I thought I was fine about it the actual reading because the words would be right there in front of me. No making it up as I went along, like conversations. Then suddenly I realised I was up there, in the spot light and going against my usual try-to-be-invisible way. I had to climb onto the stage, which was almost too high a step for me, and climbing down was even harder as I was literally shaking. I always say falling over is fine as long as no one sees. Not an option in front of an audience. I read the first couple of sentences and someone moved the microphone nearer my face, as I was obviously not close enough. All those years singing Squeeze songs into a hairbrush had not helped at all. 
I think I read just-ok for a first time. My best friend & my parents were listening to Chorlton FM, online in Coventry (a. Surreal, b. Ain’t technology wonderful?) My friend, bless her, said she felt like she was there with me. 
In two hours the twelve shortlistees and the five judges read, as well as special guest Nik Perring.
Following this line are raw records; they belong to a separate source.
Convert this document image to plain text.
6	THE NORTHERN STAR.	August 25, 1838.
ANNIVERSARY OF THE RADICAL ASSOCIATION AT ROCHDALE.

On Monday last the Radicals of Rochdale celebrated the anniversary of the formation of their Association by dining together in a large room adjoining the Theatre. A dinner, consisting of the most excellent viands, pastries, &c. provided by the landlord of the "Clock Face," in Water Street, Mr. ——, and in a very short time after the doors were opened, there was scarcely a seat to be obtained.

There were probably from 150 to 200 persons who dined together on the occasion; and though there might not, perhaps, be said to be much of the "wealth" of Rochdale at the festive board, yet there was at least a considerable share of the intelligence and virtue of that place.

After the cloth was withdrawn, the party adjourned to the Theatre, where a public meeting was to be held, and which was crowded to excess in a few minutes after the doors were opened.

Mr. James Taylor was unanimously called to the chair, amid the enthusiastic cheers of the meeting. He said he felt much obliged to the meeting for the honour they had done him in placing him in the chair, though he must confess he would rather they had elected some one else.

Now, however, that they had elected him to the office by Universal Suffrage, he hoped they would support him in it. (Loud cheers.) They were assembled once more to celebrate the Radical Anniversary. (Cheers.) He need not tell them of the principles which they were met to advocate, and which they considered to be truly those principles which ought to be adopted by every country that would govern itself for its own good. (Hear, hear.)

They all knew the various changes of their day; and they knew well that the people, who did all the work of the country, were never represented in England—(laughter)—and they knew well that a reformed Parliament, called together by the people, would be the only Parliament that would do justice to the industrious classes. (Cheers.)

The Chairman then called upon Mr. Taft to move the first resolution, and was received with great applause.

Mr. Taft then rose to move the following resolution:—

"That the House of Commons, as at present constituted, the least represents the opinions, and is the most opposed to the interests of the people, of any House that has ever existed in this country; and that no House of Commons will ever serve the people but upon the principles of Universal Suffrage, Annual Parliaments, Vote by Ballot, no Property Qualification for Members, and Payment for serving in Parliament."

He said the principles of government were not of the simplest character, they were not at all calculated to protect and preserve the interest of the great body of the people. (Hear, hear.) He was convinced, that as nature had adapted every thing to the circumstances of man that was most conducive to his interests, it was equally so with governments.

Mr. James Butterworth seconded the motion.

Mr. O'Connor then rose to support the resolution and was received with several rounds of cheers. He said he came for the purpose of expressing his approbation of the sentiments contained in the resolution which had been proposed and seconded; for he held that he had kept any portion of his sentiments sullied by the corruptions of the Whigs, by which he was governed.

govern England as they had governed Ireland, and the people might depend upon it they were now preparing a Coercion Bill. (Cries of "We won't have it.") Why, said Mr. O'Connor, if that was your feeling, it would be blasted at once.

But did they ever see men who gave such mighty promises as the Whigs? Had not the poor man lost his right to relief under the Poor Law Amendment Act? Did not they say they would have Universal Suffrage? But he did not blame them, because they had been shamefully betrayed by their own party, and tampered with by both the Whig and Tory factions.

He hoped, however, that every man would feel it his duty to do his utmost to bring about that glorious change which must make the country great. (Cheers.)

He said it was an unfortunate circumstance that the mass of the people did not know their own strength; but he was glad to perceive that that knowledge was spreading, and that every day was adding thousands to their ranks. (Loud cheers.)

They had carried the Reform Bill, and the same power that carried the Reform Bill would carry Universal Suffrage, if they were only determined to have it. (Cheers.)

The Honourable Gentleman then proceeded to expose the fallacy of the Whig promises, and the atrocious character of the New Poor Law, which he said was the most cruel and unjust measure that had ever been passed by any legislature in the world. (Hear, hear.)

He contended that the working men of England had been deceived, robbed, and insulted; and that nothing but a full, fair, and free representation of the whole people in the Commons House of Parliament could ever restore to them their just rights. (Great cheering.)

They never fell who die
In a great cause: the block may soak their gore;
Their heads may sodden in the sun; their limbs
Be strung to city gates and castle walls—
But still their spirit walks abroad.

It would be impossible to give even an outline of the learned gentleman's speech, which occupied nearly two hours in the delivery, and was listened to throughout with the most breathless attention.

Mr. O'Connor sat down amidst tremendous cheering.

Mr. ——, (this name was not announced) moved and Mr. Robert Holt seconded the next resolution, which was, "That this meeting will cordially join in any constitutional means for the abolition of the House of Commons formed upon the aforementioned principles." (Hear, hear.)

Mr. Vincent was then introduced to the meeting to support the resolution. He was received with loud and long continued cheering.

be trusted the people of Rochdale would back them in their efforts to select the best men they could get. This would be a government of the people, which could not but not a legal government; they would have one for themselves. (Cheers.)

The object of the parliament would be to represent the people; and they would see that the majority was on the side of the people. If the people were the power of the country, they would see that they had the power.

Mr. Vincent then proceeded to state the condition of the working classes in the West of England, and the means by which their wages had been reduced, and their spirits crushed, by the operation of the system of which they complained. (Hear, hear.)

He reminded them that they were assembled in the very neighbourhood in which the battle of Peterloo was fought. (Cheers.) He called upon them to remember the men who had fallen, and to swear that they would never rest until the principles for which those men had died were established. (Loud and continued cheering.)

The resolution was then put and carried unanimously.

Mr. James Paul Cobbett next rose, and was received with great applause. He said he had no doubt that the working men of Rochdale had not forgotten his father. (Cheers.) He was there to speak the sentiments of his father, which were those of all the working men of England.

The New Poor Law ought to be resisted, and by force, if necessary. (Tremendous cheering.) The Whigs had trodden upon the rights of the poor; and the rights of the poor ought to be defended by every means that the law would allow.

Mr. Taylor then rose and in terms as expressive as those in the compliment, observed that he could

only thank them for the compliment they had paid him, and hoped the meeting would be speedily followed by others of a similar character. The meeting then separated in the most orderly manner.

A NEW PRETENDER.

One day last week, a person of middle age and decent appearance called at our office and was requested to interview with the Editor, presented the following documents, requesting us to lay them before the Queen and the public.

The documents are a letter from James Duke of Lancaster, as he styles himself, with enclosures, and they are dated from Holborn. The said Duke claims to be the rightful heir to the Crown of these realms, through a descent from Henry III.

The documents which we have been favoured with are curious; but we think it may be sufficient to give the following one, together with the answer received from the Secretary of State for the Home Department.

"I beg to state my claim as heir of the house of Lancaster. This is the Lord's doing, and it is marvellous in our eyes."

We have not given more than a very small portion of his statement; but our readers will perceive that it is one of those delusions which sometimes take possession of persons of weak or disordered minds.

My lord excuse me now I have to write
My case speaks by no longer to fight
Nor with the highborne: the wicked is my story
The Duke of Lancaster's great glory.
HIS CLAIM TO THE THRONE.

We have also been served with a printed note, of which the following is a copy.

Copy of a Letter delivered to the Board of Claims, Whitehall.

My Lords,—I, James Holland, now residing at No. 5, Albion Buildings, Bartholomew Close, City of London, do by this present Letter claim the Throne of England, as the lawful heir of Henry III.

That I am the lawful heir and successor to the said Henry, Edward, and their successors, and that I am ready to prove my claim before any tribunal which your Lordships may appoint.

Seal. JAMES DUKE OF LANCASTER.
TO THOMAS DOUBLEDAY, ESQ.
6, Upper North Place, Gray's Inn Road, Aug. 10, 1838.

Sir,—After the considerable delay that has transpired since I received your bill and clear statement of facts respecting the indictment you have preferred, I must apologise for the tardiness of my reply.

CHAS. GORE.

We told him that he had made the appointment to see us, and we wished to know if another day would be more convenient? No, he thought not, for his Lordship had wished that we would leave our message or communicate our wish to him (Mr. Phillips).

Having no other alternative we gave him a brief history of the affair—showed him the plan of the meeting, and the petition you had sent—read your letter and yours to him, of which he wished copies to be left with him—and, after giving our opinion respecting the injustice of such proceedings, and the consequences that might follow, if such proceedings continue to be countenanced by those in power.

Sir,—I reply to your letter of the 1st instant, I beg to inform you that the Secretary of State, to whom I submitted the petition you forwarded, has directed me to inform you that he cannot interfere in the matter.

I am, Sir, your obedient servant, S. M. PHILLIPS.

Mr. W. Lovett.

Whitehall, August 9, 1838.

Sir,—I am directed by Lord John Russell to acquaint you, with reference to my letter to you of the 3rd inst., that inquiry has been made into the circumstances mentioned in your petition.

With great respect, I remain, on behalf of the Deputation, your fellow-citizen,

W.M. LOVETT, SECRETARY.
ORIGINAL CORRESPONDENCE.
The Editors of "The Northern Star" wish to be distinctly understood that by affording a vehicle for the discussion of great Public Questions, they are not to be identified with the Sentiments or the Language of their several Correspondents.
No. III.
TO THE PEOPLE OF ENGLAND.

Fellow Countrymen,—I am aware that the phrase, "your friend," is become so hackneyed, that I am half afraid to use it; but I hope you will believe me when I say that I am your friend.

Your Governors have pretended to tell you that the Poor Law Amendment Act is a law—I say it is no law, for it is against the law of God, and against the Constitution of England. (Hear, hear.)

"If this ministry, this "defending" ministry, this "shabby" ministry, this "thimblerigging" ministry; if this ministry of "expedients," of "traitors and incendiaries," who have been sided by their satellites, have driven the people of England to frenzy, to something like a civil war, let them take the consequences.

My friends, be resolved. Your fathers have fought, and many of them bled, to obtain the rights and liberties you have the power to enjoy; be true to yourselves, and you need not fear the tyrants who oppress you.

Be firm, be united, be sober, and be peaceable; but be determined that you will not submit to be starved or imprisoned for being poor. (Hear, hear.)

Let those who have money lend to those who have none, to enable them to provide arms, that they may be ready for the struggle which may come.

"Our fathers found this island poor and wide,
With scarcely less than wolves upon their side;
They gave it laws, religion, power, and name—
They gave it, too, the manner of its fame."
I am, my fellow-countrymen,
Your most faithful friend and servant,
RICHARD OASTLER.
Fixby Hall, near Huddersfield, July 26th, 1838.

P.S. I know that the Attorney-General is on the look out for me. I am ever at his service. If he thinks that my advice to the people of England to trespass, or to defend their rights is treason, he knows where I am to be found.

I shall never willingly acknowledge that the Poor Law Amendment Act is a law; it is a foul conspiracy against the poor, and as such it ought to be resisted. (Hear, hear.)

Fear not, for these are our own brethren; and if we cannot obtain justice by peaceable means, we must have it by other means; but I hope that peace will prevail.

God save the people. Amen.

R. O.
He read ‘The Mechanical Woman’ and ‘The Two Old Women Birdwatching in my Garden’ from the surely ironically titled. Not So Perfect. There was an interval with time for everyone to play their part in what I thought was consequences but they called it 'exquisite corpses'. Showing my age there, probably. Everyone was really friendly and there was a nice atmosphere. I talked to some people I'd already met on twitter; shortlistees and judges. I got asked to join Chorlton writer's group twice but it's too far to travel. Shame …
            Then it was time for the finalé. When one of the judges referred to the third prize winner and the line about the Chinese wedged between the block of flats and the bungalow I knew straight away that was mine and actually felt relief that I'd got a place so didn't have to sit through the announcements of second and first with hope still springing, as it always seems to do, despite thinking your story is rubbish.
 After hearing the standard of writing I had thought I had no chance with my silly little story. There was lots of good original stuff. They were all so different – just like people. Don’t know why that always surprises me. I particularly liked Lynsey May’s ‘Milk and Honey’ and Matthew Hull’s ‘Citric’.
            The Dryer Monkey was praised for being 'funny, sweet and sinister', 'simple but effective story telling' and for 'slight unusualness.' Taking the prize picture and holding it up and everyone clapping was really weird. I doubt I need to get used to such things. Yes, very soon I will be found out.
 I’ve since heard a recording of the reading and was shocked at how it sounds like someone else completely and at how strong my Midlands accent is. (For years I thought that people from Coventry were the only ones in the country without an accent until my Grandmother told me I had as much of an accent as my Oldham cousins) The prize artwork is now on my living room wall. By Billy Mathers, it’s a bit creepy but then so is the story so I can’t complain … its definitely growing on me.


  1. Congrats Sal. Well deserved.

    Please feel free to write for 330 Words one day - my fiction site. Be great to see your name on there!


  2. I loved your story!! I've read it several times over in the myebook format too. Lots in there I missed the first time - as is always the way with hearing anyone read things out just once. I was slightly fazed by the massive leap onto stage too! Especially wearing heels!! You looked great up there. Awesome!

  3. You did a grand job, and it will only get easier - especially when the step is smaller! Thanks for gving my story a wee shout out, it was lovely to meet you and am looking forwadr to checking out more of your stuff.